Por supuesto, no hay relato político que se mantenga en el tiempo sin un desenlace oportuno. Sin que haya resultados real o simbólicamente tangibles. Lo saben bien George W. Bush y sus aliados en la Guerra de Irak. No puedes poner una pancarta que diga “Misión cumplida” en un portaviones, si años después de desplegarla te siguen llegando féretros con soldados muertos en batalla.

Por eso, la narrativa de Francisco tendrá más pronto que tarde que alimentarse de algunos gestos “reales”. Tres asuntos están en todas las cafeterías y restaurantes del mundo cuando se habla del grado de apertura del Vaticano: el condón, la homosexualidad y el papel de la mujer en la Iglesia. Si el papa hace gestos en alguno de esos asuntos, tan simbólicos y tan palpables al mismo tiempo, quizá podamos constatar que el papa, además de ser un grandísimo actor, y eso está muy bien, es también un gran papa.

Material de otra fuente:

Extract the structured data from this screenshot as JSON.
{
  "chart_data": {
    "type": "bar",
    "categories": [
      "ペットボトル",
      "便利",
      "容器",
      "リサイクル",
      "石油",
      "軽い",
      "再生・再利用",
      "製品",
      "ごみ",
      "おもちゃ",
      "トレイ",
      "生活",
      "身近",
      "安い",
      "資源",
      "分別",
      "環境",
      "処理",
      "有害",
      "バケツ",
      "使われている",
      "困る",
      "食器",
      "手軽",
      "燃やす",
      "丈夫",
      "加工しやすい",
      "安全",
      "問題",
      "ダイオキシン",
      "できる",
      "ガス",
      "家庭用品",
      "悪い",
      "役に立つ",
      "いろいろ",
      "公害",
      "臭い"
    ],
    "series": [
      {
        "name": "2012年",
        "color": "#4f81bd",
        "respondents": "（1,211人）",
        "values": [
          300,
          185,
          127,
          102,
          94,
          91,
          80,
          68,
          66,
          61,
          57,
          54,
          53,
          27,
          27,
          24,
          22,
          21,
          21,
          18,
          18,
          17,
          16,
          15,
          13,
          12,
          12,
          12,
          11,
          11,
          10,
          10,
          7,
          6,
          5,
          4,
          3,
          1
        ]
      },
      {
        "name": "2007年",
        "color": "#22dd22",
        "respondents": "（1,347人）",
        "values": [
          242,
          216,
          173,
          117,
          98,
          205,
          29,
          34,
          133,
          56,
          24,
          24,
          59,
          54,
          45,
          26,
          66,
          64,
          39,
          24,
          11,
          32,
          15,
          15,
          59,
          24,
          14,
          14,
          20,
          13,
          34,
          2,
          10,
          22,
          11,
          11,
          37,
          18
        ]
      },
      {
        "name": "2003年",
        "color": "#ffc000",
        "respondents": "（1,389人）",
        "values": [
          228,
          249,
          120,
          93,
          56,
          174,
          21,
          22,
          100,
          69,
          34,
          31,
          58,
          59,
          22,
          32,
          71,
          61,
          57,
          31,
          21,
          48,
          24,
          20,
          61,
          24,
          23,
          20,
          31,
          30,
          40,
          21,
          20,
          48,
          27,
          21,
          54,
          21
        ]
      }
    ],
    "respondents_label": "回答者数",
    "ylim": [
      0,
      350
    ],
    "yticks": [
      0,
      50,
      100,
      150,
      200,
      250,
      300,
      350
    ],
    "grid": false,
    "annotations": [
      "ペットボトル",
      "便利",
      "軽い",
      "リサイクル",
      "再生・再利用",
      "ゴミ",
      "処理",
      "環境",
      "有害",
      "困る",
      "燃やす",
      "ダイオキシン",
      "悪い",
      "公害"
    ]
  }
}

El sábado pasado Pablo Ordaz, en El País, comenzaba su crónica sobre el encuentro del papa con la prensa acreditada en el Vaticano, con un par de frases interesantes. “O la Iglesia ha elegido un gran Papa –decía– o Hollywood se ha perdido un grandísimo actor. De esos que, aunque el guion sea pésimo y la trama inverosímil, terminan poniéndole al personal un nudo en la garganta.”